Angélica Dass is a Brazilian artist, born into a family “full of colors”, where racial identity was never an issue. Despite this, throughout her childhood she experienced racial stereotyping, being mistaken for a maid many times. She draws from personal experience, making art out of people’s preconceptions of color. Her Humanae project is “a chromatic inventory of human skin tones.”
Dass is taking portraits of thousands of volunteers from around the world. She photographs them against a white background, selects an eleven-pixel square from the subject’s nose, replaces the white background with the color of that square, and finally names each portrait with the corresponding code in the Pantone palette. The outcome, which the artist regards as “work in progress”, is a continuum made of hundreds of skin tones that reminds us both of our uniqueness and our shared humanity. Studying the beautiful images that make up this color mosaic, one is struck by the variety and richness of the human being. If a variable as simple as skin tone throws up hundreds of different shades, how many unique varieties of human beings can we discern by combining all the possible values of all the many variables that make up a person?

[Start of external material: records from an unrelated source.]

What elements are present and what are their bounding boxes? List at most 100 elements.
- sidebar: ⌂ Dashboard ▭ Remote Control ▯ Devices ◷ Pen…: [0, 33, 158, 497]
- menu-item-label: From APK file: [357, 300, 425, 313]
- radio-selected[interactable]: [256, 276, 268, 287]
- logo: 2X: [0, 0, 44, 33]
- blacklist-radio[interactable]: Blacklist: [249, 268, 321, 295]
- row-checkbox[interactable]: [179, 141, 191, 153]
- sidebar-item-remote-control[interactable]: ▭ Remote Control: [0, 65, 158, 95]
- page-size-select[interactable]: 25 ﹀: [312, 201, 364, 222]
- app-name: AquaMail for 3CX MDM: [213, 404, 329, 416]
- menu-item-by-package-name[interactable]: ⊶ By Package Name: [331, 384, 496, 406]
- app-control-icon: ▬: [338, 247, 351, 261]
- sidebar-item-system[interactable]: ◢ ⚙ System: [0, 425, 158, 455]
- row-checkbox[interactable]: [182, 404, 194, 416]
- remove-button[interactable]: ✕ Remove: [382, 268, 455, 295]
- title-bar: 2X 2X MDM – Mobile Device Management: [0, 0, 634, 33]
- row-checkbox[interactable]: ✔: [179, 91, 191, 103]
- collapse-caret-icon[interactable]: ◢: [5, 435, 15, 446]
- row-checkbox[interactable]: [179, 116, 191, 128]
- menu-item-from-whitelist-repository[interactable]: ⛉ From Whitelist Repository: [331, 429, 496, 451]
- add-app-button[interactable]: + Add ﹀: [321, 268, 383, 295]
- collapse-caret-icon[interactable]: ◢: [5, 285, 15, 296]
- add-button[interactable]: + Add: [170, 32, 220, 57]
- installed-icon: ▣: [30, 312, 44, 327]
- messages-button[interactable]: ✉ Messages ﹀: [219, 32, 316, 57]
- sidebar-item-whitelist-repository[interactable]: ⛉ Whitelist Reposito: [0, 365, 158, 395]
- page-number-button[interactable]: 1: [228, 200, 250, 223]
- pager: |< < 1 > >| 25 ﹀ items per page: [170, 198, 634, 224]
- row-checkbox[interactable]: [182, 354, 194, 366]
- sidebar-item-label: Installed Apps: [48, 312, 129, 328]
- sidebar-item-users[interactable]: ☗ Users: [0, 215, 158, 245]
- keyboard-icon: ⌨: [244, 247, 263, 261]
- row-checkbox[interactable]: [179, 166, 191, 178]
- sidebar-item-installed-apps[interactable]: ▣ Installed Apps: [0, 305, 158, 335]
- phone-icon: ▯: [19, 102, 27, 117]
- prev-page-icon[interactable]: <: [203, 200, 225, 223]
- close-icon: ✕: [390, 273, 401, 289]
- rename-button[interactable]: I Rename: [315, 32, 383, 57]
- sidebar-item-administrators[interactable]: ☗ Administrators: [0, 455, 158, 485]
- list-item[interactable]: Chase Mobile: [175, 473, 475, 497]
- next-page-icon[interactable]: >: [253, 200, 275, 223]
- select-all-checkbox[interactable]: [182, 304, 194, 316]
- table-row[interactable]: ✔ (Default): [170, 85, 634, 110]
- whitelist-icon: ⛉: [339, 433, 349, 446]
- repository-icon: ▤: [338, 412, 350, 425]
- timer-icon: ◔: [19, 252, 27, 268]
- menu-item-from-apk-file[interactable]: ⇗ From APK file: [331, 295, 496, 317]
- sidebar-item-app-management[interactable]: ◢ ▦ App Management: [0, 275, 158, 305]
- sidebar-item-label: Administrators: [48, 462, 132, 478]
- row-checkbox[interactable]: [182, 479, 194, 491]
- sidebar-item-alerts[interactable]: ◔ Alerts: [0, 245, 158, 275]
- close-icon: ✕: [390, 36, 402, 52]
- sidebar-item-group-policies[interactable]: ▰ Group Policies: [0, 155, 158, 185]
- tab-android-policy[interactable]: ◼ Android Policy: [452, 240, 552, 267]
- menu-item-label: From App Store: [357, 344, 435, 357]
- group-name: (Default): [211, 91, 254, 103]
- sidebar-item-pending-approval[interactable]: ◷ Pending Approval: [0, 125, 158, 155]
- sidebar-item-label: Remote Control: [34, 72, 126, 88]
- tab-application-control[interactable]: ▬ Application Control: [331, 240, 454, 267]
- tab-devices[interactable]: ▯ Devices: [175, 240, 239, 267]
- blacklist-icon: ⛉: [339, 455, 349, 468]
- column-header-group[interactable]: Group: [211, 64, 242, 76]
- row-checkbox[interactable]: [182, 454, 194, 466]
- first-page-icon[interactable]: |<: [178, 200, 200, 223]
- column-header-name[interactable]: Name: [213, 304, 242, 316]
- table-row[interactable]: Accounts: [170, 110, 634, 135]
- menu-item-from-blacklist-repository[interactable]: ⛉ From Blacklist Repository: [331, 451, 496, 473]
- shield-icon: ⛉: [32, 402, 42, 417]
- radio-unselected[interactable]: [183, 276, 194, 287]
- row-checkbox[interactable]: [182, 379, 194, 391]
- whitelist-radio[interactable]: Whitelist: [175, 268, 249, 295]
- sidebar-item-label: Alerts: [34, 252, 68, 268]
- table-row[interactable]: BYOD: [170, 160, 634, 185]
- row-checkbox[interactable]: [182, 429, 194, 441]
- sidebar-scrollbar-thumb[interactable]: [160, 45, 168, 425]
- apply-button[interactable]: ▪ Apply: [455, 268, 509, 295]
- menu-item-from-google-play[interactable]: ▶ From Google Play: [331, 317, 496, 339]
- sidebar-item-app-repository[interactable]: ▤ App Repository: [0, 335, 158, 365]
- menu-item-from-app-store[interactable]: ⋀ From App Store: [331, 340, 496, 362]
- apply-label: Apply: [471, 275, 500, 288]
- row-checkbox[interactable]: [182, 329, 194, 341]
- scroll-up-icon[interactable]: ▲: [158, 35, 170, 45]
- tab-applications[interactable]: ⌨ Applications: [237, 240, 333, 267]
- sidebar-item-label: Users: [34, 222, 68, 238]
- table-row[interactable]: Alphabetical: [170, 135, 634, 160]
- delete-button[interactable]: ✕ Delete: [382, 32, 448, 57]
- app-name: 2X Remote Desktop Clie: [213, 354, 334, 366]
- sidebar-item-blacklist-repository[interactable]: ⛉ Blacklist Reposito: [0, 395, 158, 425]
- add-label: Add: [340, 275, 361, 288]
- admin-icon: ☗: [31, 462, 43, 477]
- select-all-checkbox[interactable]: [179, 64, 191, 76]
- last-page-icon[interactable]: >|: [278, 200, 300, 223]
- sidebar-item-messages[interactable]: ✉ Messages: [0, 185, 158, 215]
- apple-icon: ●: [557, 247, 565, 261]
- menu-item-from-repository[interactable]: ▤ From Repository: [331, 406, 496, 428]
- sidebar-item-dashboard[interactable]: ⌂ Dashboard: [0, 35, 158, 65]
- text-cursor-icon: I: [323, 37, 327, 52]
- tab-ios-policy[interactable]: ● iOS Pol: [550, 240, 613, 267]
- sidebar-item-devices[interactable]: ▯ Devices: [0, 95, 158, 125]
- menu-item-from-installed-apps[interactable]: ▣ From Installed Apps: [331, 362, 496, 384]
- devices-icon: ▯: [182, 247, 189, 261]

Back in the corporate world, this line of thought reveals how simplistic most employee diversity programs are, and what many organizations might be missing as a consequence. There is a growing sensitivity towards workforce diversity, with more and more organizations putting in place programs and protocols to encourage it. Few managers today dare to deny –at least officially- that diversity is a factor that positively influences both the innovativeness and adaptability of organizations; two capacities which, in turn, greatly influence the competitiveness of a company in today’s volatile, uncertain, complex, and ambiguous environment. However, closer scrutiny of these diversity and inclusion programs shows up their limitations, as most of them only take into account a few of the many variables that define mankind’s diversity.
Many companies painstakingly hire a similar number of men and women, and make sure ethnics minorities are adequately represented. But closer analysis reveals that the cultural, educational, and professional backgrounds of those individuals (and more profoundly, their beliefs and motivations at work) are not so diverse. A homogeneity that becomes more evident, and much more disturbing, when we focus on the higher ranks of those organizations. What credibility can their diversity, equality, and inclusions have if the leaders look and act as clones? Let’s consider cultural diversity. Many business leaders proclaim they want a variety of cultures to be represented inside their organizations. Undoubtedly, this makes a lot of sense in a world where increased cross-border investments, international trade, technological connectivity, remote work, and migrations have heightened interactions between people of different cultures. When cultures mix and collide like this, societies –and markets- become more complex, and cultural differences are less obvious than before.
But in practice things are different: only a small number of multinationals are managed by executive of a nationality different from their organization’s country of origin. Many corporations behave as if cultural differences were no longer relevant, as if the same patterns of conduct and communication can work anywhere. And, in general, organizations place very little importance on cross-cultural competence when they assess their candidates.
Generational differences are another blind-spot for corporate diversity and inclusion programs.
A lack of diversity is a serious limitation when a company’s competitiveness is no longer just a matter of securing the control of valuable, rare, inimitable and non-substitutable resources.
What matters to organizations now is being able to renew capabilities, adapting, integrating, and reconfiguring internal and external organizational skills, resources, and functional competences to match the requirements of a volatile, uncertain world. The challenge is to overcome simplistic solutions and learn how to optimize the mix of different personal profiles present in the workforce.